Anbang “Has Hilton over a Barrel” as Waldorf Astoria Finally Begins Renovations Removing Most Rooms

The historic Waldorf Astoria in New York closed almost seven months ago for pending renovations, though no work has started thus far.  That will soon change as demolition work begins next month according to the New York Post. According to the article, Hilton has been “sweating bullets” as Chinese insurer Anbang has provided few updates since closing the historic property in March. Anbang is the same company who bid on Starwood prior to the Marriott merger.

Interestingly, The Post says Hilton executives were “blindsided” by Anbang’s plan to convert most of the 1,413-room building to condominiums. Apparently, the original plan was to convert 321 to condos and keep the remaining 840 as hotel rooms.  However, the Chinese company swapped the plan, keeping just 350 – 400 rooms for what will sadly become a small boutique hotel.

There’s a larger problem for Hilton though, they’ve licensed out the name to create 29 Waldorf Astoria properties all over the world.

“Hilton wants a lot more hotel rooms. This was the grandest hotel in the world.” The repercussions could echo far beyond Park Avenue, insiders say.

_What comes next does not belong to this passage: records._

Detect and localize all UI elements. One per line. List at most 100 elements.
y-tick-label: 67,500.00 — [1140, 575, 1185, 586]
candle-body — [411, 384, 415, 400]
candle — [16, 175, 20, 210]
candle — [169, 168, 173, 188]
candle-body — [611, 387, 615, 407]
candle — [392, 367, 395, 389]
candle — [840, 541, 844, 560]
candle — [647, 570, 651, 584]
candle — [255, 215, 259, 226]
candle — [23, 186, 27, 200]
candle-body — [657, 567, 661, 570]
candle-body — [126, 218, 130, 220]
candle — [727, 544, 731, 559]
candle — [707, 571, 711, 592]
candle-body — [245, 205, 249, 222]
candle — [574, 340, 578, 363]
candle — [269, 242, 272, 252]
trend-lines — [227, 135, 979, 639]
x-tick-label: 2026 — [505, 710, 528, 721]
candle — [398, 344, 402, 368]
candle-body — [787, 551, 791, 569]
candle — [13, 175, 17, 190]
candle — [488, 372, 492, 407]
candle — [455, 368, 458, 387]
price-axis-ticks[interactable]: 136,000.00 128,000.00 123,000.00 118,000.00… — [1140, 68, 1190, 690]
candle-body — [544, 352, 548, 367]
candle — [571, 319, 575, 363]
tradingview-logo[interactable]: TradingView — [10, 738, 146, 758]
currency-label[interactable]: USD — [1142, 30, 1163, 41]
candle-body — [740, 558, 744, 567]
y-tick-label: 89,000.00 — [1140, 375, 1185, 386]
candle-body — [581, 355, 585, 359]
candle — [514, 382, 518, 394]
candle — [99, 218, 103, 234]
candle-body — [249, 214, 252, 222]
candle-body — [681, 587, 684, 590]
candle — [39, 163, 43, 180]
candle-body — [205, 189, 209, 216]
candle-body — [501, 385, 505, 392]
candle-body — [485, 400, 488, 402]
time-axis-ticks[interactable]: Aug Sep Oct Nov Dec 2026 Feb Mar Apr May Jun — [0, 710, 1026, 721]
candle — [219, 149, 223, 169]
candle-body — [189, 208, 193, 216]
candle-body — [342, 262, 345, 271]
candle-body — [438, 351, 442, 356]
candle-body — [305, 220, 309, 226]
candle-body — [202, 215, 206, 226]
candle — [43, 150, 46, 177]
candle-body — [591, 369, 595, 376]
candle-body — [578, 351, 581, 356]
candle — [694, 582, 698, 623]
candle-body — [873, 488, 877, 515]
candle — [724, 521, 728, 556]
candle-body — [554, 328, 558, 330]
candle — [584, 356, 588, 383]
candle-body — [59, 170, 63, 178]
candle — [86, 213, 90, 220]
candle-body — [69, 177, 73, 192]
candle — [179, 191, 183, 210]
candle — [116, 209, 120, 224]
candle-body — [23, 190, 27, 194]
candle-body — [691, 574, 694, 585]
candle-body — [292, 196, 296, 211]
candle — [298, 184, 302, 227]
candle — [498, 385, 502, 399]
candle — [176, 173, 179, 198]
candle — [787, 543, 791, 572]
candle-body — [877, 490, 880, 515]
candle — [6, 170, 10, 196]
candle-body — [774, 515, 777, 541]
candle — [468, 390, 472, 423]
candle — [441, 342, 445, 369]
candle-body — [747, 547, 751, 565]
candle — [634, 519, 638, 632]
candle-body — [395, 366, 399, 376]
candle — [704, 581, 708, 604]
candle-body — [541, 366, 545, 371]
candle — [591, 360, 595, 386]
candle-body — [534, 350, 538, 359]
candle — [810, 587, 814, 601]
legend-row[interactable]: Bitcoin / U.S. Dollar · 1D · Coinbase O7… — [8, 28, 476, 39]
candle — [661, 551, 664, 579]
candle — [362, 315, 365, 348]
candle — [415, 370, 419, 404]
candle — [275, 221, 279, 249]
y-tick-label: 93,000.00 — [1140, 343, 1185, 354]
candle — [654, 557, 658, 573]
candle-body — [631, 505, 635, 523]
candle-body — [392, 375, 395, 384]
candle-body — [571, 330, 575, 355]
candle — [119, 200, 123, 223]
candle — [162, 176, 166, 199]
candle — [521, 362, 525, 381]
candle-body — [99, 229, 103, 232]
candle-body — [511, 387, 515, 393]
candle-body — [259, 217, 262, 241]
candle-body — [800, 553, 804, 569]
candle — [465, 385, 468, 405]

Anbang “has Hilton over a barrel,” the source close to Hilton added, as Hilton’s only means of retaliation would be to revoke Anbang’s license to the Waldorf name — a move that would effectively tear out the heart of the brand. “This is your linchpin for selling Waldorf properties,” the source said of the 47-story, Art Deco landmark at 301 Park Ave. “The entire brand revolves around the Manhattan property.”

Full article here.

Comments

  1. why is it a bad thing for the nyc property to become more exclusive? nice halo for the other properties.

    waldorf nyc was dated luxury.

  2. Talk about hyperbole.

    Yes, Anbang is reducing the number of rooms in the hotel. Yes, Hilton would like more rooms in Manhattan, not fewer.

    That hardly means Hilton is “over a barrel.” There is little chance Hilton would let the Waldorf get away just because it has fewer rooms. If Hilton thought the Waldorf was so important, they never would’ve sold it.